If you've ever spent much time people-watching around blackjack tables at a large casino, you've probably seen wonging in action. The idea is to stand to the side and count the progress of each "shoe" (the dealer's deck) until it appears that the remaining cards seem promising for a final "21." Then, the "wonger" quickly moves in to take a seat in the action.
This is not technically illegal, although casinos frown upon it as they do all forms of card-counting. A blogger on the site Playerperfect Blackjack puts it this way: "Though it makes perfect sense for any player to want to lessen the chance of losing money, and wonging of course does this, the problem is that wonging does seem to be a bit unfair to other players since they bear all the brunt of getting the unfavorable bunch of cards while the wonger shares only the favorable cards. Wonging is like sharing a cake that everybody else helped bake."

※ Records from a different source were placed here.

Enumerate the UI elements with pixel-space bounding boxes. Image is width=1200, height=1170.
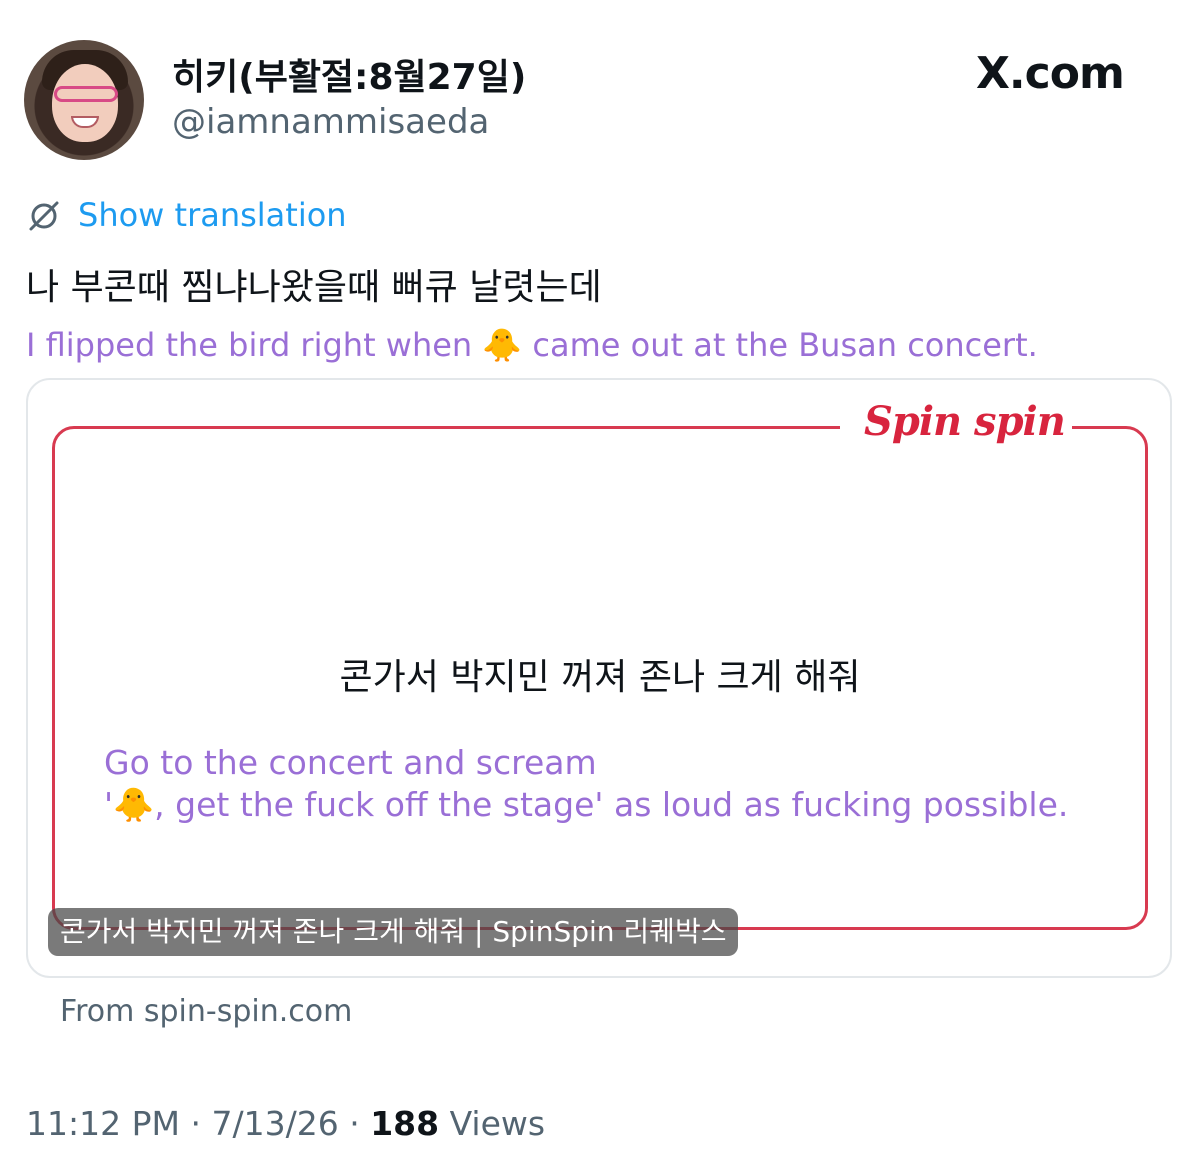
tweet-text-translated: I flipped the bird right when 🐥 came out… [26,326,1038,364]
avatar-face [52,64,118,142]
views-count: 188 [370,1104,440,1143]
avatar-glasses [54,86,118,102]
card-caption[interactable]: 콘가서 박지민 꺼져 존나 크게 해줘 | SpinSpin 리퀘박스 [48,908,739,956]
card-source[interactable]: From spin-spin.com [60,994,352,1029]
globe-strikethrough-icon[interactable] [26,198,62,234]
meta-separator-2: · [349,1104,360,1143]
x-com-logo: X.com [976,48,1125,99]
tweet-date[interactable]: 7/13/26 [211,1104,338,1143]
tweet-time[interactable]: 11:12 PM [26,1104,180,1143]
card-quote-translated-line1: Go to the concert and scream [104,743,597,782]
card-quote-translated: Go to the concert and scream '🐥, get the… [104,742,1068,826]
meta-separator: · [190,1104,201,1143]
card-quote-translated-line2: '🐥, get the fuck off the stage' as loud … [104,785,1069,824]
card-quote-original: 콘가서 박지민 꺼져 존나 크게 해줘 [339,657,861,698]
author-handle[interactable]: @iamnammisaeda [172,102,489,142]
show-translation-link[interactable]: Show translation [78,196,347,234]
tweet-meta: 11:12 PM · 7/13/26 · 188 Views [26,1104,545,1143]
views-label: Views [449,1104,546,1143]
tweet-text-original: 나 부콘때 찜냐나왔을때 뻐큐 날렷는데 [26,267,602,308]
avatar[interactable] [24,40,144,160]
spinspin-brand-logo: Spin spin [864,398,1066,445]
author-display-name[interactable]: 히키(부활절:8월27일) [172,48,526,100]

There is, however, an informal code of etiquette among wongers. The first rule is: "It is rude to insert yourself into a game that is already being wonged." Wonging escalated the never-ending game of wits between players and casinos. Card counters used to reveal themselves by their betting spreads over time, but wonging allows its practitioners to avoid patterns by the sheer randomness of their strategy.
Another advantage to wonging (and disadvantage to the casino's bottom line), is that wongers tend not to lose as much money in "tuition" fees. Some casinos have begun posting signs warning: "No mid-shoe entry," but this is difficult to enforce in the free-flowing culture of blackjack. Meanwhile, Stanford Wong/John Ferguson keeps selling books.